Critically, because this actually measures distance, one **must** use normalized/standardized data. **Results will vary by normalization/standardization choices.**

## K-Means Clustering

Rather than start with the data and find the number of groups (at a given distance), one could designate a number of groups that we believe to be present in the data, then search for an appropriate match.

Matches are determined by randomly assigning points to a cluster.
We then find a centroid for all points in that cluster.
Then we reassign observations to the closest centroid, and repeat until stablized.  Note that because this starts with a random point, it is **nondeterministic** in outcome.

Note that an labeled group is not guranteed to be found in this data. This is looking for unlabeled groups. For example, if I feed it every factor except for survival, it will not almost certainly not identify the group survive/not survive.  

In [None]:
kmeans = KMeans(n_clusters=3, n_init=1234) #selecting arbitrary random seed
kmeans.fit(dfClean)

ax = plt.axes(projection='3d')
ax.scatter3D(dfClean['encBoat'], dfClean['stdFare'], dfClean['stdAge'], c=kmeans.labels_);

ax.set_xlabel('Boat')
ax.set_ylabel('Fare')
ax.set_zlabel('Age')
ax.set_box_aspect(aspect=None, zoom=0.75)
plt.show()

Boats were a major component of the grouping, boats are seen as contiguous, but are likely stored on different floors, etc. - this is worth a long discussion and several sketches.

## Association Rules

We have a series of items (usually events occuring in time), and we are looking to see how often the antecedent (event before) is followed by a consequent (event after).  We will call the antecdent A and the consequent B.

$P(B|A) = Confidence = \frac{P(A and B)}{P(A)}$

However, this does not mean A *causes* B, those things are distinct. For example, if B simply happens all the time, then this confidence will be very high, because $P(B) \approx 1$.   One way to correct for this specific problem is to use the lift ratio (but doesn't solve the problem entirely)

$Lift\ Ratio = \frac{Confidence}{P(B)}$

If this lift ratio exceeds 1 it suggests a rule might be useful, at least, moreso than not using A.  However, one should be cautious about how frequently both A and B occur in the dataset, one would not want to perform this evaluation when either A or B were partiuclarly sparse.



## Measuring Clustering

Broadly, we would like to know if a given dataset has suitability for unsupervised clustering. We can do this with *a priori* knowledge, or by visual inspection, and then complement or approach with an autonomous measure (like a Hopikins Statistic).

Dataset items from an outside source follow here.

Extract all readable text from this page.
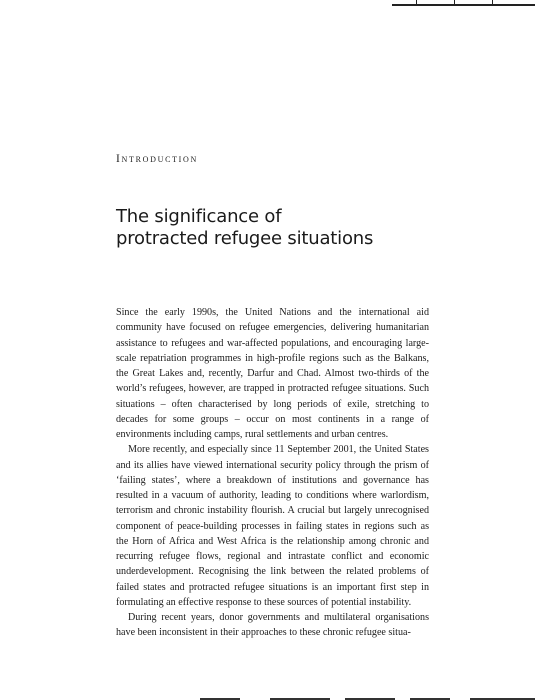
Introduction
The significance of
protracted refugee situations

Since the early 1990s, the United Nations and the international aid community have focused on refugee emergencies, delivering humanitarian assistance to refugees and war-affected populations, and encouraging large-scale repatriation programmes in high-profile regions such as the Balkans, the Great Lakes and, recently, Darfur and Chad. Almost two-thirds of the world’s refugees, however, are trapped in protracted refugee situations. Such situations – often characterised by long periods of exile, stretching to decades for some groups – occur on most continents in a range of environments including camps, rural settlements and urban centres.

More recently, and especially since 11 September 2001, the United States and its allies have viewed international security policy through the prism of ‘failing states’, where a breakdown of institutions and governance has resulted in a vacuum of authority, leading to conditions where warlordism, terrorism and chronic instability flourish. A crucial but largely unrecognised component of peace-building processes in failing states in regions such as the Horn of Africa and West Africa is the relationship among chronic and recurring refugee flows, regional and intrastate conflict and economic underdevelopment. Recognising the link between the related problems of failed states and protracted refugee situations is an important first step in formulating an effective response to these sources of potential instability.

During recent years, donor governments and multilateral organisations have been inconsistent in their approaches to these chronic refugee situa-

We also would like to know if a clustering is well-done, given that some clusters are good and others are clearly... not.  One autonomous measure is the *Silhouette coefficient*.

### Hopkins Statistic


In [None]:
#Generally returns 0.5 if uniformly distributed, closer to 0 means more clusters.
#Note in large data sets natural lumps will trigger this to shrink because real data deviates from theoretical norms, larger data sets are more likely to have such lumps.
#One might argue such lumps are indeed clusters of note, but the roughness of the surface limits the ability to find whatever true groupings we believe to be present.
hopkins(dfClean, 200)

## Silhoette Coefficient

$s(i) = \frac{b(i)-a(i)}{max(a(i),b(i)}$

Where *a(i)* is the mean distance between point *i* and members of cluster A, and *b(i)* is the measure of mean distance to members of cluster B.

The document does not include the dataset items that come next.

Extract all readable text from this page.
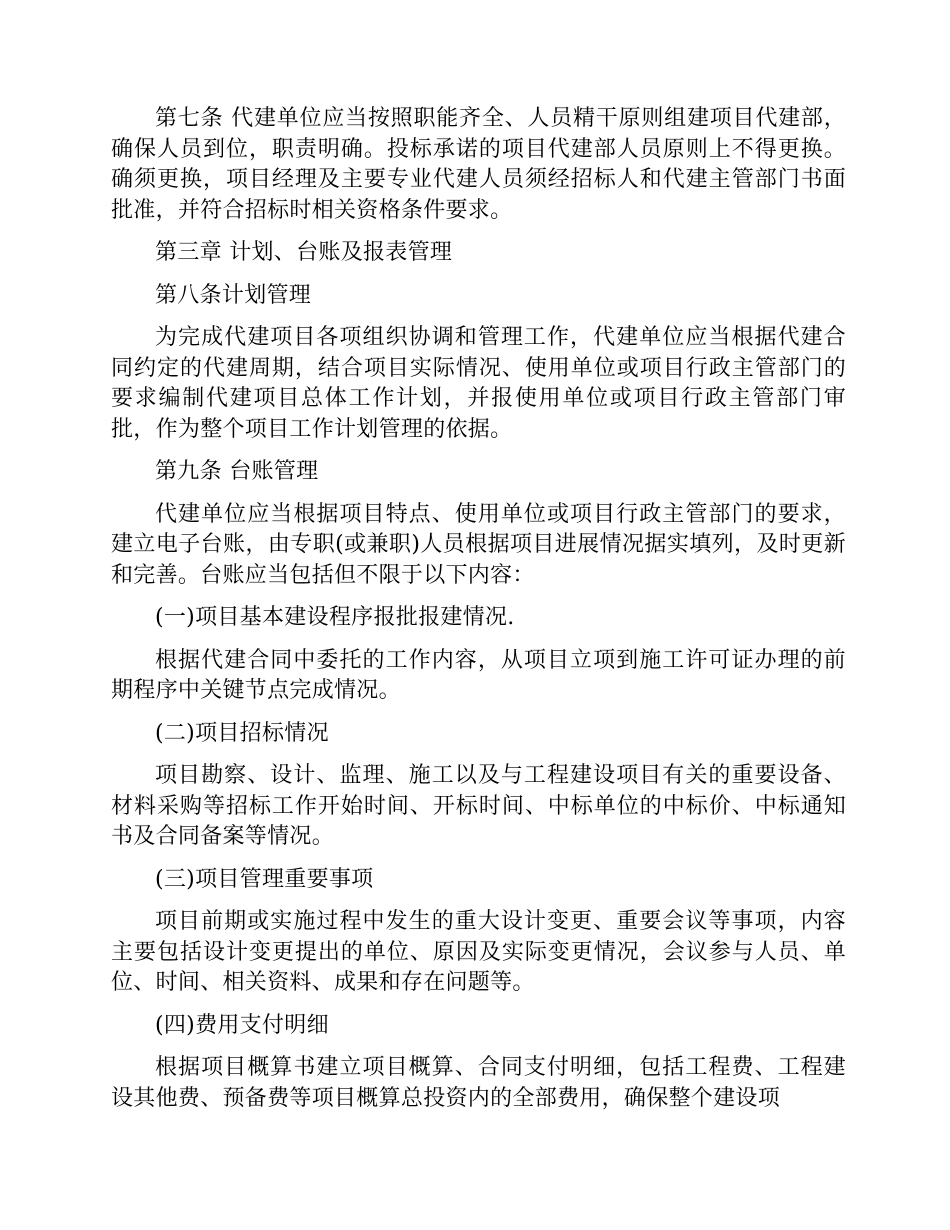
第七条 代建单位应当按照职能齐全、人员精干原则组建项目代建部，确保人员到位，职责明确。投标承诺的项目代建部人员原则上不得更换。确须更换，项目经理及主要专业代建人员须经招标人和代建主管部门书面批准，并符合招标时相关资格条件要求。

第三章 计划、台账及报表管理

第八条计划管理

为完成代建项目各项组织协调和管理工作，代建单位应当根据代建合同约定的代建周期，结合项目实际情况、使用单位或项目行政主管部门的要求编制代建项目总体工作计划，并报使用单位或项目行政主管部门审批，作为整个项目工作计划管理的依据。

第九条 台账管理

代建单位应当根据项目特点、使用单位或项目行政主管部门的要求，建立电子台账，由专职(或兼职)人员根据项目进展情况据实填列，及时更新和完善。台账应当包括但不限于以下内容：

(一)项目基本建设程序报批报建情况.

根据代建合同中委托的工作内容，从项目立项到施工许可证办理的前期程序中关键节点完成情况。

(二)项目招标情况

项目勘察、设计、监理、施工以及与工程建设项目有关的重要设备、材料采购等招标工作开始时间、开标时间、中标单位的中标价、中标通知书及合同备案等情况。

(三)项目管理重要事项

项目前期或实施过程中发生的重大设计变更、重要会议等事项，内容主要包括设计变更提出的单位、原因及实际变更情况，会议参与人员、单位、时间、相关资料、成果和存在问题等。

(四)费用支付明细

根据项目概算书建立项目概算、合同支付明细，包括工程费、工程建设其他费、预备费等项目概算总投资内的全部费用，确保整个建设项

Ranges from -1 to 1, 1 meaning point *i* similar to cluster A, and -1 means *i* is more similar to members of cluster B.

# Exercizes

1) Discuss and explain why the siloette coefficient is vunerable to choices in scaling. Try to sketch out an example verbally.

2) Load a fresh dataset and make a call about the number of clusters using a hirerarical clustering method.

3) Load a fresh dataset and make a call about the number of clusters using a K-means cluster.

4) Construct an elbow plot for the K-means plot and discuss.